The autonomous vehicle revolution will be slow and heavily supervised. But that’s just the way Optimus Ride – a self-driving shuttle service rolling out in the Brooklyn Navy Yard today – wants it, at least for now. The company, founded by graduates and researchers at the Massachusetts Institute of Technology, launched a shuttle service using six electric, self-driving cars within the boundaries of the Brooklyn Navy Yard, a 300-acre private industrial space that includes the New Lab tech hub. Service is confined to a 1.1-mile stretch from the Navy Yard entrance to the New York City ferry dock, and is intended to shuttle employees at the Navy Yard, free of charge. Optimus Ride has deployed other controlled AV services across the country, focusing on small, campus-type areas where the technology can repeat the same course many times, absorbing new information each time around.
Sertac Karaman, co-founder and president of Optimus Ride, explained all of this on Tuesday during a ride-along in one of the self-driving shuttles, which stayed between 10 and 15 mph, stopping for other vehicles, pedestrians and cyclists and making smooth turns.
It’s possible the ride felt so smooth because two safety drivers – one whose hands hovered over the wheel and another who monitored sensors on a laptop screen – were on standby in case something went wrong. Karaman added that the company is hiring locally for those positions. Nothing did go wrong, making the two trips (from the Navy Yard entrance to the dock and back) pleasant and uneventful.

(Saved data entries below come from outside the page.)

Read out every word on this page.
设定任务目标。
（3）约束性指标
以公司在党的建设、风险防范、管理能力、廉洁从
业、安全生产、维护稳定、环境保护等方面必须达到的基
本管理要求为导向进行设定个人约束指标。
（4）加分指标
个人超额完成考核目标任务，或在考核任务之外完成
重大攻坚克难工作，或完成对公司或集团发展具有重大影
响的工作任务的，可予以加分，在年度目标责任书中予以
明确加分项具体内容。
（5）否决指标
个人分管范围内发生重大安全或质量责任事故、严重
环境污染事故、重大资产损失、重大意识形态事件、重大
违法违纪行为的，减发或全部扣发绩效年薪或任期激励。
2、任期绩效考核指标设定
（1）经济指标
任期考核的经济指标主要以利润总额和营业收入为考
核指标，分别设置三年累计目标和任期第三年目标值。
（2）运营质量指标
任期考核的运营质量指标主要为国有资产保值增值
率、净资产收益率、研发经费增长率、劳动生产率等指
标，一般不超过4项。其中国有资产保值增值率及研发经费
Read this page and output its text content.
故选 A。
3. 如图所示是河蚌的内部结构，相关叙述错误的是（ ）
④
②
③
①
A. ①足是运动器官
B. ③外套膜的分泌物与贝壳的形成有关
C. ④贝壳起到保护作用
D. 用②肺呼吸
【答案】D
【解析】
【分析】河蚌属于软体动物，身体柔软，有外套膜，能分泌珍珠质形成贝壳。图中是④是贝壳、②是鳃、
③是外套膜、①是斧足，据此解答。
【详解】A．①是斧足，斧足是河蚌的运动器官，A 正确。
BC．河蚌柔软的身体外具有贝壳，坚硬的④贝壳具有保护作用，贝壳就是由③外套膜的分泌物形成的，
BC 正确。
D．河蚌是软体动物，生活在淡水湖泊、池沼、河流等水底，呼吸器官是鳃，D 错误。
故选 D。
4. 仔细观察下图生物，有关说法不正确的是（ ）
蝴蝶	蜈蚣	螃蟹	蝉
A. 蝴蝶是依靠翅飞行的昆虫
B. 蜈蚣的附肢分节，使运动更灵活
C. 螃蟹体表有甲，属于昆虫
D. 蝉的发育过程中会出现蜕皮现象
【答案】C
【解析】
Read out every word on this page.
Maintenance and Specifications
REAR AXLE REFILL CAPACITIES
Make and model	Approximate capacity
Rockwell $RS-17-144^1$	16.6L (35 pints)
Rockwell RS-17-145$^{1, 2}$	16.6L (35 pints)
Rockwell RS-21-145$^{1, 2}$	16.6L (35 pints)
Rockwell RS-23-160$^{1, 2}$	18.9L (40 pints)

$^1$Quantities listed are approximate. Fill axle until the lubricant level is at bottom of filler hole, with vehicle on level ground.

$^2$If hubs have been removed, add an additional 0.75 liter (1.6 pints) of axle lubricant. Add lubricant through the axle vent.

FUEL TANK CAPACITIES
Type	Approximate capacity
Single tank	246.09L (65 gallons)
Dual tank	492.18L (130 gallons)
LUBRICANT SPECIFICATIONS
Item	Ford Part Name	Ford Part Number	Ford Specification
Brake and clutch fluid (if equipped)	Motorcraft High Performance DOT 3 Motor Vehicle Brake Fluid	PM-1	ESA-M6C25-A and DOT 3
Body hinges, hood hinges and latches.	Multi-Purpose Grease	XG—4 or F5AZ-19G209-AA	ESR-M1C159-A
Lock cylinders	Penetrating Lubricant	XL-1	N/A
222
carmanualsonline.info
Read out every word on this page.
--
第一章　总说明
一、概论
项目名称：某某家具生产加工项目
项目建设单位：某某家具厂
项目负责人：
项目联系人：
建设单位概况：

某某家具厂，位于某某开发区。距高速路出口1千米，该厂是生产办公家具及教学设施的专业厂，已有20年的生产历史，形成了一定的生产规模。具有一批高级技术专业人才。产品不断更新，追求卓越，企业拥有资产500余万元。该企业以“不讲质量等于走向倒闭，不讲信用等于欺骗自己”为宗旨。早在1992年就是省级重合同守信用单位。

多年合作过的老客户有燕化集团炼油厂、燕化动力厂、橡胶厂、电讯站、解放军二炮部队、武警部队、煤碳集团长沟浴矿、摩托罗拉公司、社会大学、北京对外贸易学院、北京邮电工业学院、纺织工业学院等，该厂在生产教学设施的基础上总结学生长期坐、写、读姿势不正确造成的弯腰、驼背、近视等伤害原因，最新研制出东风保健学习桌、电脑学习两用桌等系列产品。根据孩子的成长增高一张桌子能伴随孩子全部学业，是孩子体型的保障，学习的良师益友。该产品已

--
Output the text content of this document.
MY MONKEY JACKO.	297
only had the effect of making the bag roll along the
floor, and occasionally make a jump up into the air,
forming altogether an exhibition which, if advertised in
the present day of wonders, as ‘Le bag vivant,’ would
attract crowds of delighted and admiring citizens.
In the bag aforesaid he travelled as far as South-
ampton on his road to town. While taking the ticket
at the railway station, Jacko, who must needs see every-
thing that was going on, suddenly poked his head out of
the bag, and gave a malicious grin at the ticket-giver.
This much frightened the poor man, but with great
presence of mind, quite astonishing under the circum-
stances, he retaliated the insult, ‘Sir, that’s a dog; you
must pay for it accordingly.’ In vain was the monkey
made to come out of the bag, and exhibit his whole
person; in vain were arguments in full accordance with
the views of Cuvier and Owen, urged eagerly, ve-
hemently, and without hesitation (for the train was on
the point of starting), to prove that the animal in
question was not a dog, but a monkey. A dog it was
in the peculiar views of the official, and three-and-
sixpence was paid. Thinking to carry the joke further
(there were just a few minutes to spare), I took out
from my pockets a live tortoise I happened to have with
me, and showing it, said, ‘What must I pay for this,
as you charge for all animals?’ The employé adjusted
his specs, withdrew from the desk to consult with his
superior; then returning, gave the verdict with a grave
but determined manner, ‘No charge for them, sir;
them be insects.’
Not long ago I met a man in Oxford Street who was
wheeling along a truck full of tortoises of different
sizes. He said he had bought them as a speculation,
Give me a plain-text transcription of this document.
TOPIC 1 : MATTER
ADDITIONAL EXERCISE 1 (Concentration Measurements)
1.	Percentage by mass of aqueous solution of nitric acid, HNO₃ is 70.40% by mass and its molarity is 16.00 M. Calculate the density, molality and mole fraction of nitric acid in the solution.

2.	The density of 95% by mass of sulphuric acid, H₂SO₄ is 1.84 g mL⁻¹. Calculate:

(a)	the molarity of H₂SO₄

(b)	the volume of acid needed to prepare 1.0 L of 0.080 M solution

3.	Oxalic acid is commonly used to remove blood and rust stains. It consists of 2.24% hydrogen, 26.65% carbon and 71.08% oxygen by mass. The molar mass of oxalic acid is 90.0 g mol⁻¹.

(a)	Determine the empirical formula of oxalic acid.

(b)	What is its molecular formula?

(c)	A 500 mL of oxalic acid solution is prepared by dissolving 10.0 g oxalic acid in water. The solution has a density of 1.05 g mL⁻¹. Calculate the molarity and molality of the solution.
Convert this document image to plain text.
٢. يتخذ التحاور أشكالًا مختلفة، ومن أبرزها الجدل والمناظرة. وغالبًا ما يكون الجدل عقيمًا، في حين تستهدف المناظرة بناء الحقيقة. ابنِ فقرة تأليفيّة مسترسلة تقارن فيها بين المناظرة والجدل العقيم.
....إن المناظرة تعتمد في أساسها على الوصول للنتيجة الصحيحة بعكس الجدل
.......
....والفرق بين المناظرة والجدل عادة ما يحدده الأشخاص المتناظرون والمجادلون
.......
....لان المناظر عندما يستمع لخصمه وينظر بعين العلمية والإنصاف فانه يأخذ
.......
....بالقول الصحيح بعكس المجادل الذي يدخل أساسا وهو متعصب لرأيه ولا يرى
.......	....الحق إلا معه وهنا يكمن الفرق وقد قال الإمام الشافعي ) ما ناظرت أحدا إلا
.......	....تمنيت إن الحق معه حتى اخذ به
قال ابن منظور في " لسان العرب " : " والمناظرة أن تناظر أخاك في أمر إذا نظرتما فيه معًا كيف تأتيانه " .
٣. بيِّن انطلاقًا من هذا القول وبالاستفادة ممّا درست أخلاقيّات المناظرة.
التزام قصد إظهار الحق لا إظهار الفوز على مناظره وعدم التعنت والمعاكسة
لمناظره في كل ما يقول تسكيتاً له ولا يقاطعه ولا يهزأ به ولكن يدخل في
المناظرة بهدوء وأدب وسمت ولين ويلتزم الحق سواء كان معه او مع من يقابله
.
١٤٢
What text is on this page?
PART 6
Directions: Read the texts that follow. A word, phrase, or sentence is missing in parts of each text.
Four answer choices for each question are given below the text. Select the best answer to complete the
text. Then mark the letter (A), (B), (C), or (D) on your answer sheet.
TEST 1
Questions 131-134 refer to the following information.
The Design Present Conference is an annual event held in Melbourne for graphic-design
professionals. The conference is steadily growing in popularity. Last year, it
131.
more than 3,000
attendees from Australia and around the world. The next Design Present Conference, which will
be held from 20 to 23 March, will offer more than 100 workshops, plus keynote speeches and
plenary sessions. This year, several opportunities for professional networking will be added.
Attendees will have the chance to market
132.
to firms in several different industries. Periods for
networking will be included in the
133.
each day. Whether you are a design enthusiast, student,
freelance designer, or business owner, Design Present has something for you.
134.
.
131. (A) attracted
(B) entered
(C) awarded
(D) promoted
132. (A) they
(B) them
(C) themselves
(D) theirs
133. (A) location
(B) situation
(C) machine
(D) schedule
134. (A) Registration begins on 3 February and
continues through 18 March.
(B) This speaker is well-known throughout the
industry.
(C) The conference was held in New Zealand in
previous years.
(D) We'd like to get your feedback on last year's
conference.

Autonomous vehicle testing has been legal in New York since 2017 – with a number of requirements, like approval from the state Department of Motor Vehicles and getting a police escort. Optimus Ride avoided those requirements because the Navy Yard is privately operated. Karaman agreed with recent reports that widespread adoption of the technology is further away than previously anticipated. Still, he thinks Optimus Ride’s highly controlled and limited service will show lawmakers that autonomous vehicles can be viable transportation solutions. “This deployment may look very small, but I think it really puts New York City on the map in terms of this technology being built and these kind of services being provided,” Karaman said, adding that even if the technology was perfected, people would need time to acclimate. “Our vision is that eventually the legal processes will be there to allow us to go into public roads.”